Diagnostique archéologique 2013

Extrait du site https://journals.openedition.org/adlfi/17543

Léobard – Abbaye Nouvelle

Responsable d’opération : Joseph Mastrolorenzo
 

1 L’opération de diagnostic à l’Abbaye Nouvelle de Léobard a été prescrite dans le cadre d’un projet d’aménagement d’un système d’évacuation des eaux pluviales dans la partie nord du cloître. Le diagnostic avait pour but de tester le potentiel archéologique restant de l’espace claustral en friche. Trois sondages ont été ainsi réalisés dans le cloître, dont l’emprise globale atteint 60 m2 environ.
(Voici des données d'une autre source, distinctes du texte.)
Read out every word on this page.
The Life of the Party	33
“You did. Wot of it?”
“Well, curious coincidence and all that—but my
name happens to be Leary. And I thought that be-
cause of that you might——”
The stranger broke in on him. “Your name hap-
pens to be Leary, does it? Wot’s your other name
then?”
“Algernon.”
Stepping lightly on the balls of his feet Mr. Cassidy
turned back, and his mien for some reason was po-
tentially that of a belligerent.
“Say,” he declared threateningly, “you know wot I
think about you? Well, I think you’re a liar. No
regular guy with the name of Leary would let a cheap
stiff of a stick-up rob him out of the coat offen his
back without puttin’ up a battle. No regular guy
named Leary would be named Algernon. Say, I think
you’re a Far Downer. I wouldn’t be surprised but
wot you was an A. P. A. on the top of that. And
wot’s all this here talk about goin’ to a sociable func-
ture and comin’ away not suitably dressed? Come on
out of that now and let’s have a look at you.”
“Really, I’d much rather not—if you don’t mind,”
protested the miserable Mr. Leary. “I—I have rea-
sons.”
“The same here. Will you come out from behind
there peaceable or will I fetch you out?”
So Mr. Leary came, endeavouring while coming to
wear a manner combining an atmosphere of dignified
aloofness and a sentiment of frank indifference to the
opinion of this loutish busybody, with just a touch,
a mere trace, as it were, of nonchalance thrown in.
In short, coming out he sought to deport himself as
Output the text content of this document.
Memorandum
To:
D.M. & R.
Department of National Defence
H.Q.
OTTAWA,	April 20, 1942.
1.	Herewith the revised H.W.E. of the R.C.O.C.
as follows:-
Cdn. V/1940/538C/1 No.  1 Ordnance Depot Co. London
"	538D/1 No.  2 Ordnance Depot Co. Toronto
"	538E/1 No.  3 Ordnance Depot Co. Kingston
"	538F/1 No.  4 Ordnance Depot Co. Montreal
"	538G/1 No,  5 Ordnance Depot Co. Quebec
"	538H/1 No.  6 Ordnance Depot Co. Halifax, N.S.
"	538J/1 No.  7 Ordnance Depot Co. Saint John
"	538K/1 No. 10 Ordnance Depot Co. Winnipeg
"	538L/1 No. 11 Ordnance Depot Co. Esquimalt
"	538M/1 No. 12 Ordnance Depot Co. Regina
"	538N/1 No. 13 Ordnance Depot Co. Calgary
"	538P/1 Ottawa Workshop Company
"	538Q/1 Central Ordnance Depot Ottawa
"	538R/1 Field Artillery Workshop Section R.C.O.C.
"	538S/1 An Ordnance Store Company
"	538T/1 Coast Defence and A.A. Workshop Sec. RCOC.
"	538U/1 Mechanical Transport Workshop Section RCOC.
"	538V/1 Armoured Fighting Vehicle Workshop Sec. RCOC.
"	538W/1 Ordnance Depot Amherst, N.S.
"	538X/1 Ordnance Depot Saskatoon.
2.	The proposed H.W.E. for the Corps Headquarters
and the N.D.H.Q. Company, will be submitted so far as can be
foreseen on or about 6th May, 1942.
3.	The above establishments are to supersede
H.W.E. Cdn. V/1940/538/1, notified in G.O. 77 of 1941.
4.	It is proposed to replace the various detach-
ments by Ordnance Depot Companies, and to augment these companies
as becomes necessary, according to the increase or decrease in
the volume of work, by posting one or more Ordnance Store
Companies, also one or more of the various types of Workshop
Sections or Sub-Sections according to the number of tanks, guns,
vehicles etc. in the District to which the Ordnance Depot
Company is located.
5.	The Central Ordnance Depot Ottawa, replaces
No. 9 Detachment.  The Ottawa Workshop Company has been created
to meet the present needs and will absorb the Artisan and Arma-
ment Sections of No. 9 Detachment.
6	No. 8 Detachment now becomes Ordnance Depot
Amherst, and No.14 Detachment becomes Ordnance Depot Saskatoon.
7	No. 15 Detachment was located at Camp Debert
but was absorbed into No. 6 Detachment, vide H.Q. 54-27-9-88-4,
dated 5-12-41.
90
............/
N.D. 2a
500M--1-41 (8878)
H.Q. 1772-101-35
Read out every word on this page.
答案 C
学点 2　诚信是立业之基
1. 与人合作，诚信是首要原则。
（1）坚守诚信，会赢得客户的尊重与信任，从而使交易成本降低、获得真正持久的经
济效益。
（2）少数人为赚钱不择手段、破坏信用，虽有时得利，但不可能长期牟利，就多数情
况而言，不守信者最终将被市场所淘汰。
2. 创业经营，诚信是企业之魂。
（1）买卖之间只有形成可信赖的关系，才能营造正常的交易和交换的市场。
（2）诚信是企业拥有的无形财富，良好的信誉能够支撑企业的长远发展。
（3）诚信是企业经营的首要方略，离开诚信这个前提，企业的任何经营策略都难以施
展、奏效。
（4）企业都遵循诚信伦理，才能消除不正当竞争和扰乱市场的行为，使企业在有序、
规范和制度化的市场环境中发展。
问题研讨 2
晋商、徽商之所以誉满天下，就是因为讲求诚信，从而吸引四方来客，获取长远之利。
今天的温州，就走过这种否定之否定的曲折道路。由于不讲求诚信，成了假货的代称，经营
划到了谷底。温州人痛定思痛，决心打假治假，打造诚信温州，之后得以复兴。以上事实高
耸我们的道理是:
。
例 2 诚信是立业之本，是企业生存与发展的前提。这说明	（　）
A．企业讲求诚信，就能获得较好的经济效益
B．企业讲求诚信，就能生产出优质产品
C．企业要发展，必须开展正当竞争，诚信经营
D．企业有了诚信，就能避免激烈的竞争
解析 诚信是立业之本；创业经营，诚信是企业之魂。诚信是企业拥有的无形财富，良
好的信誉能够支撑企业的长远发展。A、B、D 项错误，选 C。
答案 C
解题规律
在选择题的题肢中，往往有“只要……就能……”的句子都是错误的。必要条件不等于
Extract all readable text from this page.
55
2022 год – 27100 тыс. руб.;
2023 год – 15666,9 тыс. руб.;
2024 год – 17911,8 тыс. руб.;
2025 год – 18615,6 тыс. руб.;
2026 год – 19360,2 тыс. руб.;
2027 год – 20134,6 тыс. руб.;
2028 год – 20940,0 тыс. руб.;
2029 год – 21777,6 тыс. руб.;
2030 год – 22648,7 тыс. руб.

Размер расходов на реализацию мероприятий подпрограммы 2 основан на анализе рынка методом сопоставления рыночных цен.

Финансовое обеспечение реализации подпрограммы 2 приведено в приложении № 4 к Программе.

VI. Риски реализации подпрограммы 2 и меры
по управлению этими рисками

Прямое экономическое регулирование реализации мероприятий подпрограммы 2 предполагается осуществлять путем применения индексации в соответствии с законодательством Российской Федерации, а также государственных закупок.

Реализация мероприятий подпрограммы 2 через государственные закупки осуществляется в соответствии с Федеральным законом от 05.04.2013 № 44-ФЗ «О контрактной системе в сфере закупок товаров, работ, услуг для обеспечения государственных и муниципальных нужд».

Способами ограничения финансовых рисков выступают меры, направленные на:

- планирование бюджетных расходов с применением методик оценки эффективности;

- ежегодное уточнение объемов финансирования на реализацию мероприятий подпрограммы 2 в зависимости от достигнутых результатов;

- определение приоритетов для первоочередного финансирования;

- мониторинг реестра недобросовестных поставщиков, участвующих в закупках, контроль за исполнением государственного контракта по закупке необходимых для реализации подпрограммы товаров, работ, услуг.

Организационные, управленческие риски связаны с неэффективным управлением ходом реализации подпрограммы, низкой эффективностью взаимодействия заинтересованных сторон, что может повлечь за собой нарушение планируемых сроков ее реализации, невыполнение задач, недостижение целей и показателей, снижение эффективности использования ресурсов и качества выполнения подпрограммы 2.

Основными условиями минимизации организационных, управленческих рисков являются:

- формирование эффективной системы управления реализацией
2. L’Abbaye Nouvelle se situe dans la commune de Léobard, localisée au centre ouest du département du Lot, entre Gourdon et Salviac, au cœur de la Bouriane. L’ensemble monastique est implanté à 2 km au sud du bourg de Léobard, sur le Pech-Gibert, un éperon rocheux situé au bas du versant de l’étroite vallée du Céou. La topographie du site témoigne d’un choix soigneux et hautement stratégique pour l’implantation du complexe abbatial. Les bâtiments conventuels se développent ainsi sur l’éperon rocheux. Cet emplacement leur confère ainsi l’isolement requis. De plus, l’église massive, accrochée à la façade nord de l’éperon, offre à  la   fois   un   écran   aux   bâtiments   conventuels   situés   à  l’arrière, une visibilité importante dans le paysage et une facilité d’accès à la vallée par le biais de la salle basse ménagée sous l’église.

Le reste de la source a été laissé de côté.